Although the SQL query we covered last time is fairly straightforward and easy to test in a unit test, we wanted some way to play with accurate data – adjusting various parameters to get good results – which we found was something that needed testing by hand.
So we needed some way to get a set of testing data. Since the product was a new one, we had no data from users, so we had to generate data ourselves. Simply randomly generating coordinates wasn’t going to work (given that Great Britain is an island, you’re fairly likely to generate a coordinate in the sea somewhere), and we wanted precise coordinates (individual houses/buildings), so using a list of coordinates of major cities/towns was out as well.
In the end, the solution we came up with was to use Google’s geocoding service (which we were already using in the app) to search for something we could be sure would return a result given a general locality, such as a town or city.
Here’s the general process we used:
- To start with, we needed a list of towns and cities. We ended up getting our list from Wikipedia. A quick screen-scrape later, we had an array of city names.
- Next, we needed something to search Google with.
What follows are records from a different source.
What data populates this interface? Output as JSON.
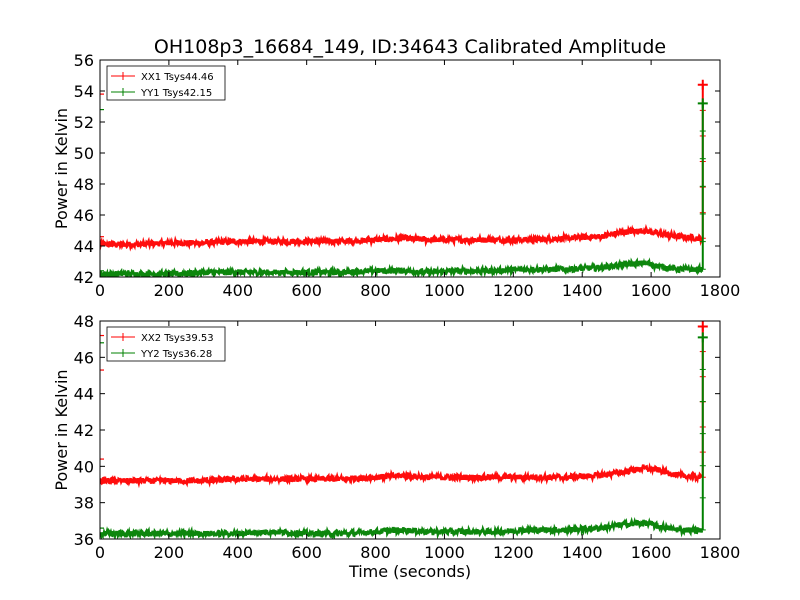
{
  "figure": {
    "title": "OH108p3_16684_149, ID:34643 Calibrated Amplitude",
    "xlabel": "Time (seconds)"
  },
  "colors": {
    "xx": "#ff0000",
    "yy": "#008000"
  },
  "chart_data": [
    {
      "type": "line",
      "ylabel": "Power in Kelvin",
      "xlim": [
        0,
        1800
      ],
      "ylim": [
        42,
        56
      ],
      "xticks": [
        "0",
        "200",
        "400",
        "600",
        "800",
        "1000",
        "1200",
        "1400",
        "1600",
        "1800"
      ],
      "yticks": [
        "42",
        "44",
        "46",
        "48",
        "50",
        "52",
        "54",
        "56"
      ],
      "legend_position": "top-left",
      "series": [
        {
          "name": "XX1 Tsys44.46",
          "color": "#ff0000",
          "x": [
            0,
            100,
            200,
            300,
            400,
            500,
            600,
            700,
            800,
            880,
            950,
            1050,
            1150,
            1250,
            1350,
            1450,
            1520,
            1580,
            1620,
            1680,
            1740,
            1750
          ],
          "y": [
            44.1,
            44.1,
            44.2,
            44.2,
            44.3,
            44.3,
            44.3,
            44.3,
            44.4,
            44.5,
            44.4,
            44.4,
            44.4,
            44.4,
            44.5,
            44.6,
            44.9,
            45.0,
            44.8,
            44.6,
            44.5,
            44.5
          ],
          "spike": {
            "x": 1750,
            "y": 54.4
          },
          "start_marks": [
            53.8,
            44.6
          ]
        },
        {
          "name": "YY1 Tsys42.15",
          "color": "#008000",
          "x": [
            0,
            100,
            200,
            300,
            400,
            500,
            600,
            700,
            800,
            880,
            950,
            1050,
            1150,
            1250,
            1350,
            1450,
            1520,
            1580,
            1620,
            1680,
            1740,
            1750
          ],
          "y": [
            42.2,
            42.2,
            42.2,
            42.3,
            42.3,
            42.3,
            42.3,
            42.3,
            42.4,
            42.4,
            42.3,
            42.4,
            42.4,
            42.5,
            42.5,
            42.6,
            42.8,
            42.9,
            42.7,
            42.5,
            42.5,
            42.5
          ],
          "spike": {
            "x": 1750,
            "y": 53.2
          },
          "start_marks": [
            52.8,
            42.4
          ]
        }
      ]
    },
    {
      "type": "line",
      "ylabel": "Power in Kelvin",
      "xlabel": "Time (seconds)",
      "xlim": [
        0,
        1800
      ],
      "ylim": [
        36,
        48
      ],
      "xticks": [
        "0",
        "200",
        "400",
        "600",
        "800",
        "1000",
        "1200",
        "1400",
        "1600",
        "1800"
      ],
      "yticks": [
        "36",
        "38",
        "40",
        "42",
        "44",
        "46",
        "48"
      ],
      "legend_position": "top-left",
      "series": [
        {
          "name": "XX2 Tsys39.53",
          "color": "#ff0000",
          "x": [
            0,
            100,
            200,
            300,
            400,
            500,
            600,
            700,
            800,
            880,
            950,
            1050,
            1150,
            1250,
            1350,
            1450,
            1520,
            1580,
            1620,
            1680,
            1740,
            1750
          ],
          "y": [
            39.2,
            39.2,
            39.2,
            39.2,
            39.3,
            39.3,
            39.3,
            39.3,
            39.4,
            39.5,
            39.4,
            39.4,
            39.4,
            39.4,
            39.4,
            39.5,
            39.7,
            39.9,
            39.8,
            39.5,
            39.4,
            39.4
          ],
          "spike": {
            "x": 1750,
            "y": 47.7
          },
          "start_marks": [
            47.2,
            45.3,
            40.4
          ]
        },
        {
          "name": "YY2 Tsys36.28",
          "color": "#008000",
          "x": [
            0,
            100,
            200,
            300,
            400,
            500,
            600,
            700,
            800,
            880,
            950,
            1050,
            1150,
            1250,
            1350,
            1450,
            1520,
            1580,
            1620,
            1680,
            1740,
            1750
          ],
          "y": [
            36.3,
            36.3,
            36.3,
            36.3,
            36.3,
            36.4,
            36.3,
            36.3,
            36.4,
            36.5,
            36.4,
            36.4,
            36.4,
            36.5,
            36.5,
            36.6,
            36.8,
            36.9,
            36.7,
            36.5,
            36.5,
            36.5
          ],
          "spike": {
            "x": 1750,
            "y": 47.1
          },
          "start_marks": [
            46.8,
            36.6
          ]
        }
      ]
    }
  ]
}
We did a few rounds of testing with our list of cities, and got the best results with “station”, “restaurant”, “post office”, and – this being the UK – “Tesco”.
- We then wrote a simple service object that would randomly generate a list of journeys (using FactoryGirl) and associate them with a geocoded origin and destination, sourced from our list of city names.
The service object
Here’s a cut-down version of the service we wrote:
class GeoSeeder
CITIES = %w[London Edinburgh Cardiff ...]
PLACES = %w[station restaurant post\ office tesco]
def initialize(options = {})
@num_of_users = options.fetch(:users).to_i
@num_of_journeys = options.fetch(:journeys).to_i
end
def run
generate_users!
generate_journeys!
end
private
def generate_users!
@users ||= FactoryGirl.create_list(:user, @num_of_users)
end
def generate_journeys!
cities_collection.each do |(origin, destination)|
origin_search = "#{random_place} near #{origin}"
destination_search = "#{random_place} near #{destination}"
FactoryGirl.create(:journey, user: random_user, origin: origin_search, destination: destination_search)
sleep(5)
end
end
def random_place
PLACES.sample
end
def cities_collection
CITIES.permutation(2).to_a.sample(@num_of_journeys)
end
def random_user
@users.sample
end
end
To ensure that we don’t try to generate a journey with the same origin and destination, we use Array#permutation
to generate a list of all the possible pairs of cities, from which we then grab a subset to use to create journeys (we have to call #to_a
first, since #permutation
returns an Enumerator
).
We also make liberal use of Array#sample
, which returns either a single element or n random elements from an array (so you can think of it being roughly equivalent to [...].shuffle.take(n)
).
Geocoding is handled within the model by the geocoder gem, so we just need to construct the search string that’s passed onto Google’s geocoding API. Since the service is only a one-off task, run in development, we also include a sleep()
call to avoid triggering the API’s rate-limiting.
We then created a rake task that calls the service object:
# lib/tasks/geoseed.rake
task :geoseed => :environment do
GeoSeeder.new(users: ENV["USERS_COUNT"], journeys: ENV["JOURNEYS_COUNT"]).run
end
and call it like so:
$ USERS_COUNT=20 JOURNEYS_COUNT=50 bin/rake geoseed